Trotz nach wie vor starker Worte flaut der Protest der Ärzte gegen Seehofer merklich ab. Dialogbereitschaft und Mitgestalten sind jetzt die Stichworte, nicht mehr Streik und Agitation im Wartezimmer. Die Forderung eines Delegierten, Seehofer müsse zurücktreten, weil seine Pläne verfassungswidrig seien, war denn auch schon eher ein exotischer Vorschlag. „Wir wollen sachlich bleiben“, war das Motto des Tages. Immerhin habe Gesundheitsminister Seehofer am Vorabend die Alternativvorschläge der Kassenärzte als tragfähige Grundlage für gemeinsame Gespräche bezeichnet, vermeldete der Vorsitzende der Kassenärztlichen Bundesvereinigung, Ulrich Oesingmann, befriedigt. Zwei Arbeitsgruppen sollen nächste Woche ihre Tätigkeit aufnehmen, die sich mit ambulantem Operieren und Arzneimittelfinanzierung beschäftigen sollen. Auch der zunächst mit Pfiffen begrüßte Vorsitzende vom Hartmannbund, Hans-Jürgen Thomas, wurde schließlich mit Beifall belohnt. Er hatte alle noch am Vortag beim Kassenärztetag aufgebrochenen Konfliktpunkte einfach unter den Tisch fallen lassen und erging sich in konservativen Allgemeinplätzen. Weder wiederholte Thomas die Forderung, Gespräche über die Gesundheitsreform zu boykottieren, noch rechtfertigte er die von der Pharmaindustrie finanzierte Protestaktion des Hartmannbundes.

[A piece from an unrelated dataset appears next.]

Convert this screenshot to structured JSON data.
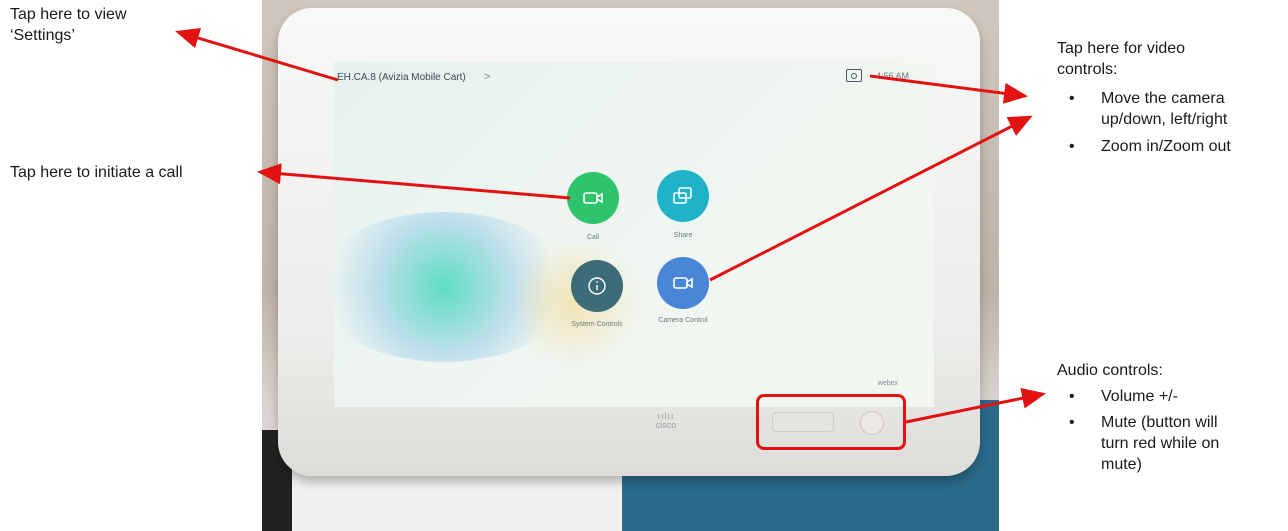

Vor dem Beitrag des Berliner Ärztekammerpräsidenten Ellis Huber kam Spannung auf im Saal; Trillerpfeifen waren verteilt worden. Huber hatte in den letzten Wochen seinem Berufsstand nicht nur Raffgier vorgeworfen, sondern auch die enge Kollaboration der Weißkittel mit der Pharmaindustrie angeprangert. Gestern aber gab er sich fast kleinlaut, formulierte vor allem das Verbindende der Versammelten: „Wir müssen die Selbstverwaltung zurückgewinnen. Alle hier im Saal wollen Reformen.“ Beinahe glücklich eilte daraufhin der Vizepräsident des Ärztetages Hoppe zum Mikrofon: Heute habe Huber sein „Saulus-Paulus-Erlebnis“ gehabt.

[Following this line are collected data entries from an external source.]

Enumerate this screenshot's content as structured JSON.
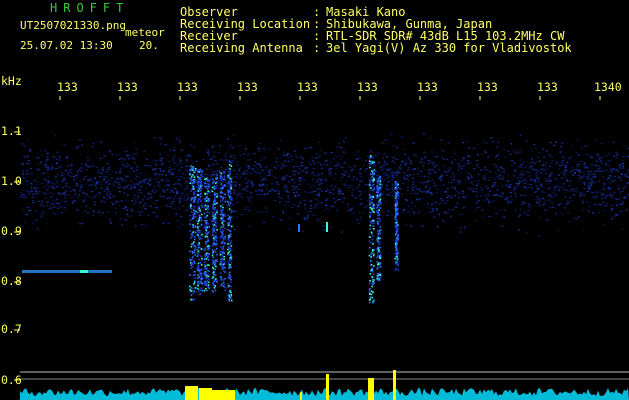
{
  "app": {
    "title": "HROFFT",
    "filename": "UT2507021330.png",
    "tag": "meteor",
    "datetime": "25.07.02 13:30",
    "count": "20."
  },
  "station": {
    "fields": [
      {
        "label": "Observer",
        "value": "Masaki Kano"
      },
      {
        "label": "Receiving Location",
        "value": "Shibukawa, Gunma, Japan"
      },
      {
        "label": "Receiver",
        "value": "RTL-SDR SDR# 43dB L15 103.2MHz CW"
      },
      {
        "label": "Receiving Antenna",
        "value": "3el Yagi(V) Az 330 for Vladivostok"
      }
    ]
  },
  "axes": {
    "y_unit": "kHz",
    "time_ticks": [
      "133",
      "133",
      "133",
      "133",
      "133",
      "133",
      "133",
      "133",
      "133",
      "1340"
    ],
    "freq_ticks": [
      "1.1",
      "1.0",
      "0.9",
      "0.8",
      "0.7",
      "0.6"
    ]
  },
  "colors": {
    "background": "#000000",
    "text": "#ffff66",
    "title": "#33cc33",
    "noise": "#0a1a80",
    "echo_hot": "#33ffcc",
    "power_trace": "#00ddff",
    "power_peak": "#ffff00"
  }
}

Ganz im Harmoniesog stimmte die Versammlung dann auch dafür, den Entschließungsantrag des bei den demokratischen Ärzten engagierten Hermann Schulte-Sasse an den Vorstand der Bundesärztekammer zu verweisen. Die dort geäußerten Gedanken könnten dann in die Verhandlungen mit einfließen, so der Sitzungsleiter. Tatsächlich aber ist wohl kaum damit zu rechnen, daß die Standesvertreter die Einführung der Zweiklassenmedizin durch „Regel- und Wahlleistungen“ ablehnen und die Verantwortung für die Verschreibungspraxis selbst übernehmen, so wie es in dem Antrag heißt. Und auch die Einschätzung, daß viel zuviel sinnlose Diagnostik betrieben wird, weil das den Ärzten gute Gewinne bringt, war gestern in Köln eine völlige Außenseiterposition. Die ärztlichen Standesvertretungen sehen keinen Grund zur Selbstkritik: Sie fühlen die Ethik ganz auf ihrer Seite.